Pedro de la Rosa reconnaît lui-même ne pas savoir de quoi sera fait l’avenir de Fernando Alonso en Formule 1, alors que l’équipe Aston Martin F1 traverse un début de saison 2026 particulièrement compliqué.
À 44 ans, le double champion du monde espagnol, devenu récemment père, arrive en fin de contrat à l’issue de la saison. Mais même au sein de son entourage proche, l’incertitude demeure quant à la suite de sa carrière.
Interrogé par Diario Sport sur une éventuelle prolongation, De la Rosa, consultant d’Aston, n’a pas caché son souhait de voir son ami continuer : "Je l’espère, vraiment. C’est le souhait de tout le monde."
Mais il rappelle que la décision appartiendra uniquement à l’intéressé : "Mais au final, cela dépendra de lui, de sa vie et de ce qu’il veut faire."
L’ancien pilote insiste sur la priorité actuelle de l’écurie britannique : offrir une monoplace compétitive pour faciliter ce choix.
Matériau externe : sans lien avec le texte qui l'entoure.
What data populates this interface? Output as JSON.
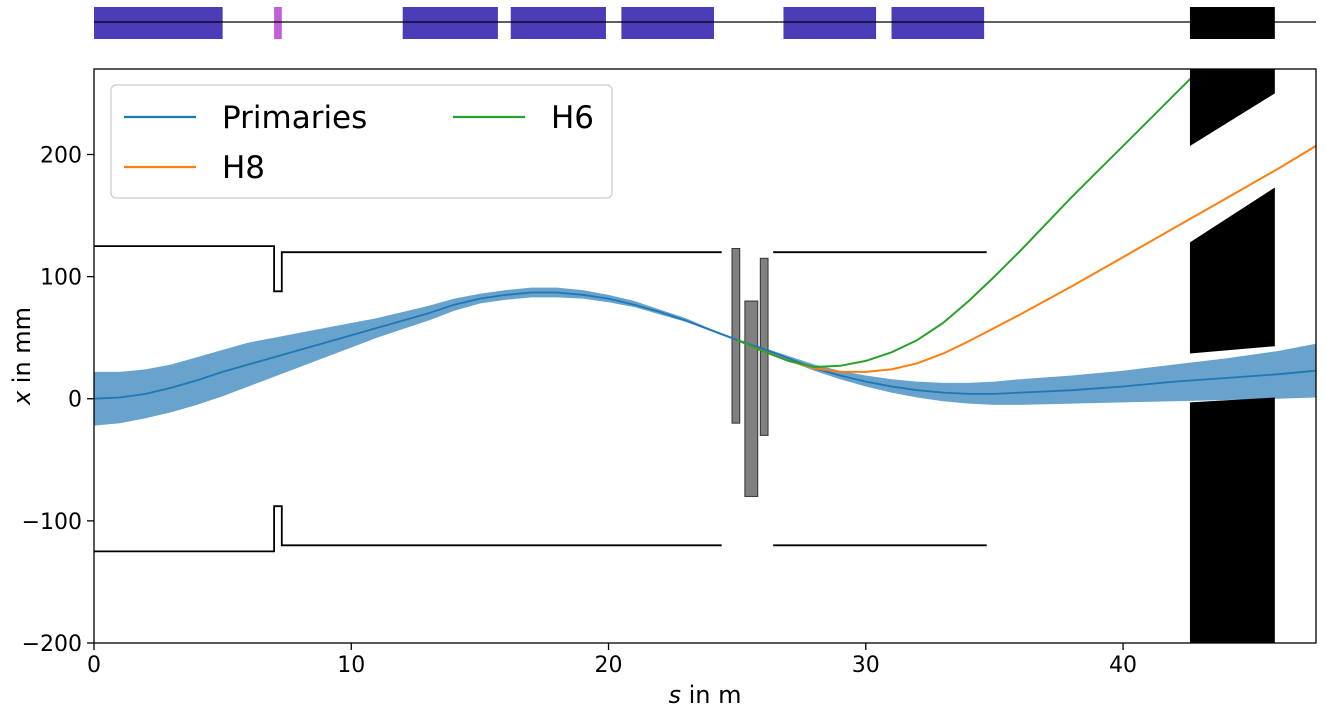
{
  "chart_data": {
    "type": "line",
    "title": "",
    "xlabel_var": "s",
    "xlabel_unit": " in m",
    "ylabel_var": "x",
    "ylabel_unit": " in mm",
    "xlim": [
      0,
      47.5
    ],
    "ylim": [
      -200,
      270
    ],
    "x_ticks": [
      0,
      10,
      20,
      30,
      40
    ],
    "y_ticks": [
      -200,
      -100,
      0,
      100,
      200
    ],
    "x_tick_labels": [
      "0",
      "10",
      "20",
      "30",
      "40"
    ],
    "y_tick_labels": [
      "−200",
      "−100",
      "0",
      "100",
      "200"
    ],
    "grid": false,
    "legend_position": "top-left",
    "series": [
      {
        "name": "Primaries",
        "color": "#1f77b4",
        "x": [
          0,
          1,
          2,
          3,
          4,
          5,
          6,
          7,
          8,
          9,
          10,
          11,
          12,
          13,
          14,
          15,
          16,
          17,
          18,
          19,
          20,
          21,
          22,
          23,
          24,
          25,
          26,
          27,
          28,
          29,
          30,
          31,
          32,
          33,
          34,
          35,
          36,
          38,
          40,
          42,
          44,
          46,
          47.5
        ],
        "y": [
          0,
          1,
          4,
          9,
          15,
          22,
          28,
          34,
          40,
          46,
          52,
          58,
          64,
          70,
          77,
          82,
          85,
          87,
          87,
          85,
          82,
          77,
          71,
          64,
          56,
          48,
          41,
          33,
          25,
          19,
          14,
          10,
          7,
          5,
          4,
          4,
          5,
          7,
          10,
          14,
          17,
          20,
          23
        ],
        "band_lower": [
          -22,
          -20,
          -16,
          -11,
          -5,
          2,
          10,
          18,
          26,
          34,
          42,
          50,
          57,
          64,
          72,
          78,
          81,
          83,
          83,
          82,
          79,
          75,
          69,
          63,
          56,
          48,
          40,
          31,
          23,
          16,
          10,
          5,
          1,
          -2,
          -4,
          -5,
          -5,
          -4,
          -3,
          -2,
          -1,
          0,
          1
        ],
        "band_upper": [
          22,
          22,
          24,
          28,
          34,
          40,
          46,
          50,
          54,
          58,
          62,
          66,
          71,
          76,
          82,
          86,
          89,
          91,
          91,
          89,
          85,
          80,
          73,
          66,
          57,
          49,
          42,
          35,
          28,
          23,
          19,
          16,
          14,
          13,
          13,
          14,
          16,
          19,
          23,
          28,
          33,
          39,
          45
        ]
      },
      {
        "name": "H8",
        "color": "#ff7f0e",
        "x": [
          25,
          26,
          27,
          28,
          29,
          30,
          31,
          32,
          33,
          34,
          35,
          36,
          38,
          40,
          42,
          44,
          46,
          47.5
        ],
        "y": [
          48,
          39,
          31,
          25,
          22,
          22,
          24,
          29,
          37,
          47,
          58,
          69,
          92,
          116,
          140,
          164,
          188,
          207
        ]
      },
      {
        "name": "H6",
        "color": "#2ca02c",
        "x": [
          25,
          26,
          27,
          28,
          29,
          30,
          31,
          32,
          33,
          34,
          35,
          36,
          37,
          38,
          39,
          40,
          41,
          42,
          43
        ],
        "y": [
          48,
          39,
          31,
          26,
          27,
          31,
          38,
          48,
          62,
          80,
          100,
          121,
          143,
          165,
          186,
          207,
          228,
          249,
          270
        ]
      }
    ],
    "aperture": {
      "color": "#000000",
      "upper": {
        "x": [
          0,
          7,
          7,
          7.3,
          7.3,
          24.4,
          null,
          26.4,
          34.7
        ],
        "y": [
          125,
          125,
          88,
          88,
          120,
          120,
          null,
          120,
          120
        ]
      },
      "lower": {
        "x": [
          0,
          7,
          7,
          7.3,
          7.3,
          24.4,
          null,
          26.4,
          34.7
        ],
        "y": [
          -125,
          -125,
          -88,
          -88,
          -120,
          -120,
          null,
          -120,
          -120
        ]
      }
    },
    "collimators": [
      {
        "x0": 24.8,
        "x1": 25.1,
        "y0": -20,
        "y1": 123,
        "color": "#808080"
      },
      {
        "x0": 25.3,
        "x1": 25.8,
        "y0": -80,
        "y1": 80,
        "color": "#808080"
      },
      {
        "x0": 25.9,
        "x1": 26.2,
        "y0": -30,
        "y1": 115,
        "color": "#808080"
      }
    ],
    "target": {
      "x0": 42.6,
      "x1": 45.9,
      "color": "#000000"
    },
    "lattice": {
      "elements": [
        {
          "x0": 0,
          "x1": 5.0,
          "color": "#4b3cb8"
        },
        {
          "x0": 7.0,
          "x1": 7.3,
          "color": "#c060d8"
        },
        {
          "x0": 12.0,
          "x1": 15.7,
          "color": "#4b3cb8"
        },
        {
          "x0": 16.2,
          "x1": 19.9,
          "color": "#4b3cb8"
        },
        {
          "x0": 20.5,
          "x1": 24.1,
          "color": "#4b3cb8"
        },
        {
          "x0": 26.8,
          "x1": 30.4,
          "color": "#4b3cb8"
        },
        {
          "x0": 31.0,
          "x1": 34.6,
          "color": "#4b3cb8"
        },
        {
          "x0": 42.6,
          "x1": 45.9,
          "color": "#000000"
        }
      ]
    }
  }
}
"Nous devons oublier ce qu’il veut. Ce que nous devons faire, c’est lui donner la meilleure voiture possible pour que sa décision soit plus facile."
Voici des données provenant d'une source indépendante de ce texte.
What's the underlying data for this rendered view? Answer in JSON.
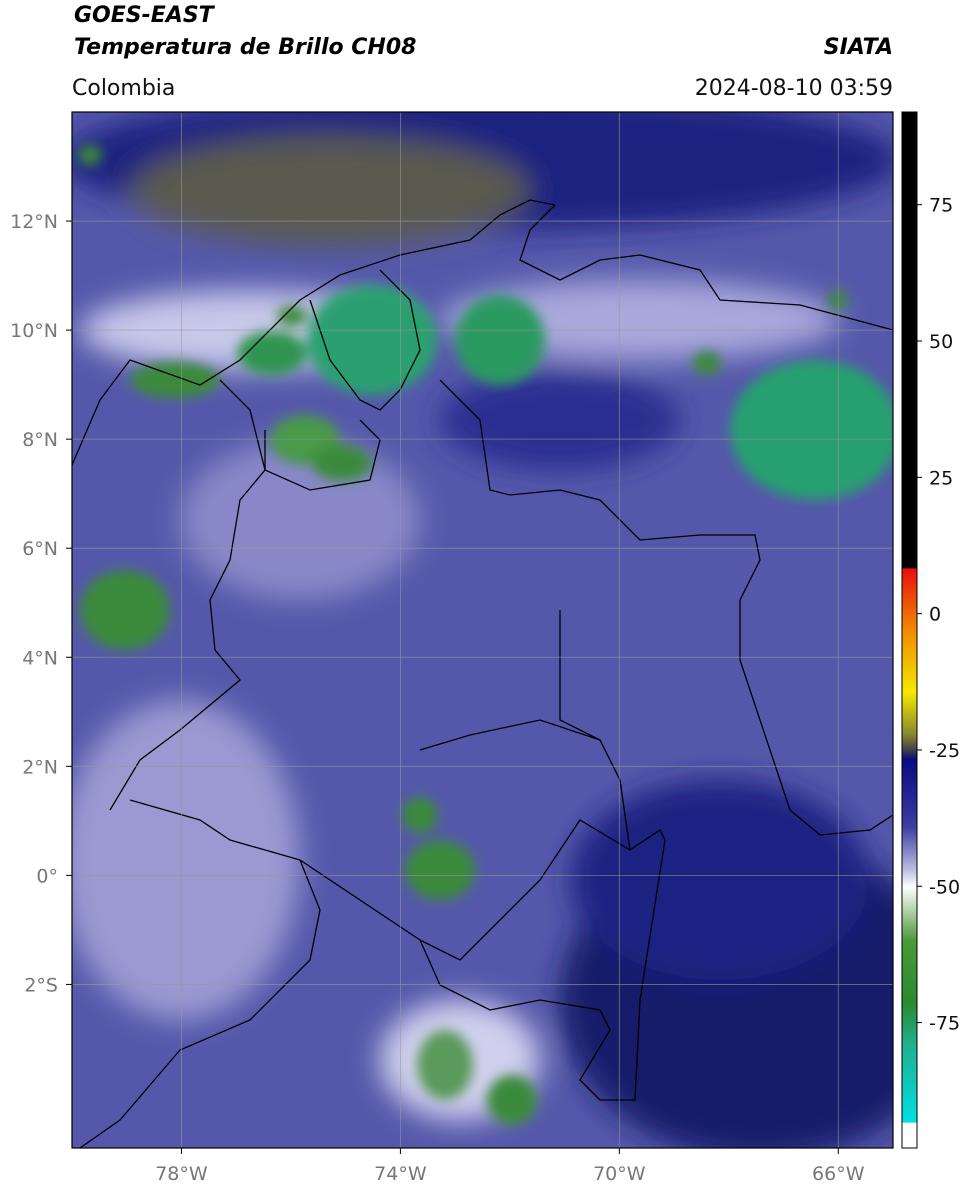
{
  "header": {
    "title": "GOES-EAST",
    "subtitle": "Temperatura de Brillo CH08",
    "source": "SIATA",
    "region": "Colombia",
    "datetime": "2024-08-10 03:59"
  },
  "map": {
    "xlim": [
      -80,
      -65
    ],
    "ylim": [
      -5,
      14
    ],
    "grid": true,
    "xticks": [
      {
        "value": -78,
        "label": "78°W"
      },
      {
        "value": -74,
        "label": "74°W"
      },
      {
        "value": -70,
        "label": "70°W"
      },
      {
        "value": -66,
        "label": "66°W"
      }
    ],
    "yticks": [
      {
        "value": 12,
        "label": "12°N"
      },
      {
        "value": 10,
        "label": "10°N"
      },
      {
        "value": 8,
        "label": "8°N"
      },
      {
        "value": 6,
        "label": "6°N"
      },
      {
        "value": 4,
        "label": "4°N"
      },
      {
        "value": 2,
        "label": "2°N"
      },
      {
        "value": 0,
        "label": "0°"
      },
      {
        "value": -2,
        "label": "2°S"
      }
    ]
  },
  "colorbar": {
    "lim": [
      -98,
      92
    ],
    "ticks": [
      75,
      50,
      25,
      0,
      -25,
      -50,
      -75
    ]
  }
}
Fort de son expérience avec Alonso, De la Rosa se garde bien de toute prédiction hâtive.
"Honnêtement, je ne sais pas," a-t-il admis.
"Avec Fernando, j’ai appris à ne pas le juger et à ne pas tirer de conclusions trop rapides."
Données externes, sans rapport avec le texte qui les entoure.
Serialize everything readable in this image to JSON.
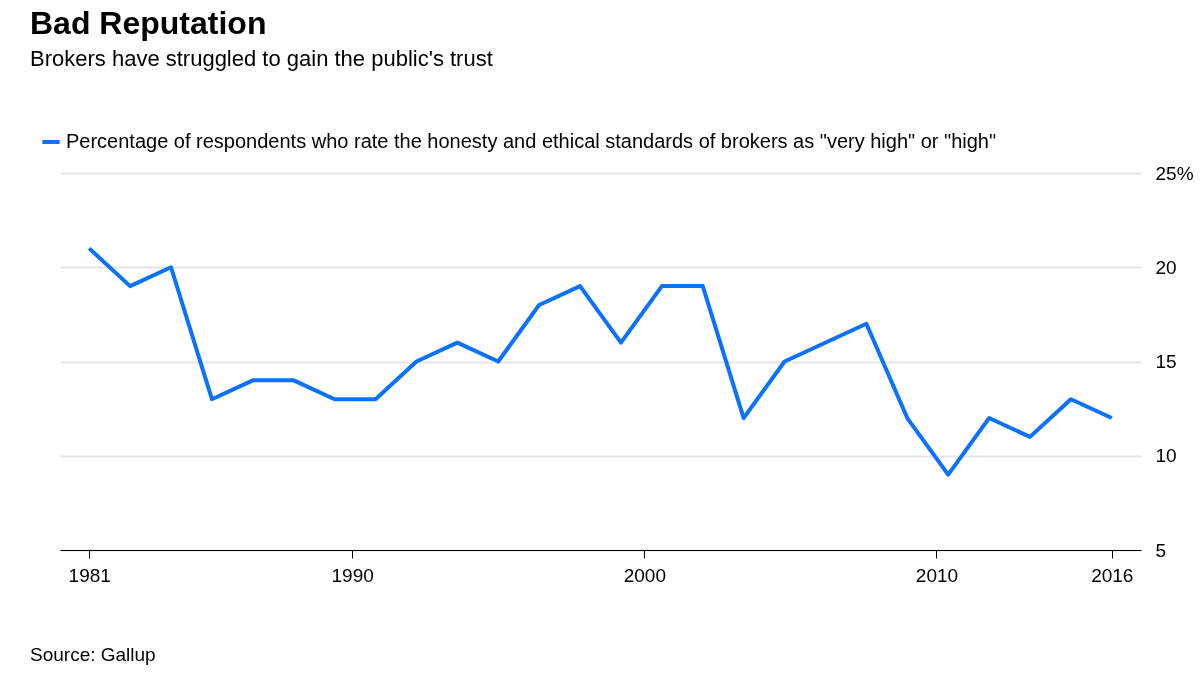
{
  "chart_data": {
    "type": "line",
    "title": "Bad Reputation",
    "subtitle": "Brokers have struggled to gain the public's trust",
    "x": [
      1981,
      1982.4,
      1983.8,
      1985.2,
      1986.6,
      1988,
      1989.4,
      1990.8,
      1992.2,
      1993.6,
      1995,
      1996.4,
      1997.8,
      1999.2,
      2000.6,
      2002,
      2003.4,
      2004.8,
      2007.6,
      2009,
      2010.4,
      2011.8,
      2013.2,
      2014.6,
      2016
    ],
    "series": [
      {
        "name": "Percentage of respondents who rate the honesty and ethical standards of brokers as \"very high\" or \"high\"",
        "color": "#0a72ff",
        "values": [
          21,
          19,
          20,
          13,
          14,
          14,
          13,
          13,
          15,
          16,
          15,
          18,
          19,
          16,
          19,
          19,
          12,
          15,
          17,
          12,
          9,
          12,
          11,
          13,
          12
        ]
      }
    ],
    "xlim": [
      1980,
      2017
    ],
    "xticks": [
      1981,
      1990,
      2000,
      2010,
      2016
    ],
    "ylim": [
      5,
      25
    ],
    "yticks": [
      5,
      10,
      15,
      20,
      {
        "value": 25,
        "label": "25%"
      }
    ],
    "grid": "y",
    "legend": "top left",
    "marker": "none",
    "line_style": "solid",
    "annotations": [
      "Source: Gallup"
    ]
  }
}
"Je pensais que Fernando allait prendre sa retraite en 2024. Et puis, après seulement quelques courses, un jour, il me dit qu’il cherche à prolonger son contrat de deux ans."
Dans un contexte de calendrier perturbé en ce début de saison 2026, Aston Martin tente de se relever d’un partenariat difficile avec Honda, marqué par des problèmes de fiabilité récurrents.
Malgré ces difficultés, De la Rosa assure que la collaboration reste solide.
"Je dois dire que nous travaillons très bien avec Honda," a-t-il affirmé.
"Même si aucun de nous n’est satisfait de notre position actuelle, nous travaillons en équipe de manière très solide."
Face aux nombreuses rumeurs, il insiste sur la continuité du travail engagé : "Il y a beaucoup de rumeurs qui circulent, mais tout ce que nous pouvons dire, c’est que nous travaillons de la même manière que lors des premières courses, il n’y a aucun changement."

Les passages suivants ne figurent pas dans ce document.